'How to Get Away with Murder' review: Fast, fun and sharp

Viola Davis, center, in "How To Get Away With Murder," premiering Sept. 25. It's one of three series by Shonda Rhimes that will air on Thursdays. Credit: AP / Nicole Rivelli
THE SHOW "How to Get Away With Murder"
WHEN | WHERE Thursday night at 10 on ABC/7
WHAT IT'S ABOUT Annalise Keating (Viola Davis) is a tough-as-nails law professor who teaches her students (quite literally) how to get away with murder in the courtroom.
(No. 1? Discredit the witness...) As part of her course, she turns a handful of prospective legal beagles into pitbulls -- chips off her block who pursue leads in a case she's actually working on (she's also a practicing lawyer). They include sweet, innocent Wes Gibbons (Alfred Enoch), who's both bemused and fascinated by the prof. Her other hand-picked student stars -- who eagerly follow in the master's footsteps -- include Michaela Pratt (Aja Naomi King), Asher Millstone (Matt McGorry), Laurel Castillo (Karla Souza) and Connor Walsh (Jack Falahee). Keating may be supremely self-confident, but she also has dark secrets, and soon, so will her students. "Murder" joins two other shows by Shonda Rhimes on ABC tonight -- "Grey's Anatomy" (8) and "Scandal" (9), which also air their season premieres.

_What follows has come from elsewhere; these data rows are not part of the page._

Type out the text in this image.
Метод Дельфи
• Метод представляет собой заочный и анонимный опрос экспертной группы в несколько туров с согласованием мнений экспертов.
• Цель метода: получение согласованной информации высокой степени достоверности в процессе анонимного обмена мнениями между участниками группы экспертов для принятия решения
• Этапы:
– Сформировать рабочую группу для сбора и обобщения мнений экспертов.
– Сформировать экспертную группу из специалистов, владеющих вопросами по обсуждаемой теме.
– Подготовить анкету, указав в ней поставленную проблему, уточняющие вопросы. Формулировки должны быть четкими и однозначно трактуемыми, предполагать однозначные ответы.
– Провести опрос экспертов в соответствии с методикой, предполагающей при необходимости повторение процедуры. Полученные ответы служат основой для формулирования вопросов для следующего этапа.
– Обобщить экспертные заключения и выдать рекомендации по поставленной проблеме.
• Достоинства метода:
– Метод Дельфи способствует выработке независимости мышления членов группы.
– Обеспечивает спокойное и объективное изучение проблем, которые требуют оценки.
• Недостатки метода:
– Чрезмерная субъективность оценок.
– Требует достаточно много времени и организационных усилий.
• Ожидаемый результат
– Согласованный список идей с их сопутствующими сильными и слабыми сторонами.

MY SAY Shondaland is a production company, but lately has started to seem a little more like a country -- say, the France of prime time. That three Shondaland series will fill ABC's entire lineup tonight is extremely rare, if not quite unprecedented, for a production company. It indicates that struggling ABC has given up or has conceded the obvious: Shonda Rhimes and her empire know how to get viewers better than the network does.
In fact, she does, and now it's up to "Murder" to maintain the rep. The early read is it will.
What's Shondaland's deep secret here and elsewhere? It's not that deep, really. The ingredients are sex, scandal, love, betrayal, power, mystery, romance, intrigue, tragedy, triumph and sometimes murder. Mix, shake, pour ... repeat.
She also creates memorable characters -- most often strong women, who are fallible, particularly around men who tend to be even more fallible -- then hands them over to good actors who fill them with body and soul. Davis' Keating doesn't just walk into a room but strides -- a powerful clenched fist ready to strike. Her eyes are cold, hard, expressionless discs, her mouth sensuous and cruel. When she speaks, she barks. When she commands, people jump. Then, in one private, unguarded moment, those edges soften, and her eyes glisten. There's a beating heart in there somewhere, a relatable human being after all.
You've seen the same transformation with Meredith Grey and Olivia Pope a thousand times, but Davis already has mastered it.
Created by longtime Rhimes colleague Peter Nowalk, the "Murder" pilot is packed with exposition, backstory, forestory and plot tangents that may be false leads or real leads.
There are stray MacGuffins and red herrings strewn about, too. Head games are being played on viewers, but it's left to them to decode what those games are.
That's the fun of "Murder" and, in the early going, the frustration, too. "Murder" approaches information overload, then pulls back to a character reveal or jumps into a flash-forward. The pilot is ingenious but at moments maybe a little too smart for its own good.
That's OK -- Shondaland probably has another success.
BOTTOM LINE Fast, fun and sharp (but pay attention). A likely winner.